Multiband effect on the magnetic resonance spectrum of pnictide superconductors

The magnetic resonance behavior which is directly probed by the inelastic neutron scattering (INS) spectroscopy gives valuable information about the pairing mechanism of the unconventional superconductors. In high-$T_c$ cuprate superconductors, INS exhibits a clear signature of a magnetic resonance mode in addition to its characteristic dispersive feature (known as ``hour-glass'' behavior) which are enhanced dramatically below $T_c$ and the mode energy scales universally with the SC gap amplitude. In a multiband unconventional superconductors, the situation is more complex due to the presence of multi-orbital band structure, multiple-SC gaps as well as possibilities of having multiple pairing symmetries. We calculate magnetic susceptibility to show how does the magnetic resonance mode and its dispersion evolve both in energy as well as in momentum as a function of doping in both electron and holed doped pnictide superconductors.
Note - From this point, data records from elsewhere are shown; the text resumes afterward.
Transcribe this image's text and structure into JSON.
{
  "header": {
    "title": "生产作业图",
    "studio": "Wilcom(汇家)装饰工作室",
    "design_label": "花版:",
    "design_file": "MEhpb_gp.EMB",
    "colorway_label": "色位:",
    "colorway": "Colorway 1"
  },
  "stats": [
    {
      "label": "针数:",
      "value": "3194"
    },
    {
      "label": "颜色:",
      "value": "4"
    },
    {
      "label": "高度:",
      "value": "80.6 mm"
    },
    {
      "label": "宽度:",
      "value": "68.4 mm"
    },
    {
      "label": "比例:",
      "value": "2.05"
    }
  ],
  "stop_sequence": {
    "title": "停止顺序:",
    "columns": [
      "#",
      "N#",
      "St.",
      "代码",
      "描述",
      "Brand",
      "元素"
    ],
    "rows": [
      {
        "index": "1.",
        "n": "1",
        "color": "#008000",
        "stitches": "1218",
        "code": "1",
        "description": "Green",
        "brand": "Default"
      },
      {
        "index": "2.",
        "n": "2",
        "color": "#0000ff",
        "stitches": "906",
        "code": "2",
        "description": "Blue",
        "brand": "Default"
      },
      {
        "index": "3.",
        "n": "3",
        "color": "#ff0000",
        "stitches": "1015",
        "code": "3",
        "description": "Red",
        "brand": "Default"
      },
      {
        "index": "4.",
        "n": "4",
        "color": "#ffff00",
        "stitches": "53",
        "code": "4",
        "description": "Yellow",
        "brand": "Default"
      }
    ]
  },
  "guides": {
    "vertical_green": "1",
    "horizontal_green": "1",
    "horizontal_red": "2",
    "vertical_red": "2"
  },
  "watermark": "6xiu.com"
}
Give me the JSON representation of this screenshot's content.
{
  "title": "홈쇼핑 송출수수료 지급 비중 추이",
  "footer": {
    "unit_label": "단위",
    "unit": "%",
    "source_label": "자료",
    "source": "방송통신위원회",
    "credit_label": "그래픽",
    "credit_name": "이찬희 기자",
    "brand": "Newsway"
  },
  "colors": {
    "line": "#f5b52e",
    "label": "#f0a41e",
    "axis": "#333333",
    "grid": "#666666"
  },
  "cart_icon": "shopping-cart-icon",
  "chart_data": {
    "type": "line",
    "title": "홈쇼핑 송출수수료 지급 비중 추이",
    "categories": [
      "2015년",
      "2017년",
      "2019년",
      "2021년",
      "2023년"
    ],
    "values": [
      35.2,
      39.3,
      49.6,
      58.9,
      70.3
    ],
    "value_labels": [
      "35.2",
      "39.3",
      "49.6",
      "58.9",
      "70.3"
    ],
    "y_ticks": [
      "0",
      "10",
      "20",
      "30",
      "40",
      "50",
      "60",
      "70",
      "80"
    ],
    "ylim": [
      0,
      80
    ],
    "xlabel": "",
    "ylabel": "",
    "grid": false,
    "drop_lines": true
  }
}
The inputs in our calculations are the Fermi surface information from ARPES or LDA and experimental values of superconducting gaps. We find that the magnetic resonance behavior is dramatically different in pnictide than in cuprates. The effects of multiple orbitals, gaps and different pairing symmetry play an important role. We argue that doping dependence of the resonance spectra can be understood from the topological change of the Fermi surface and the gap magnitudes, in good accord with experiments.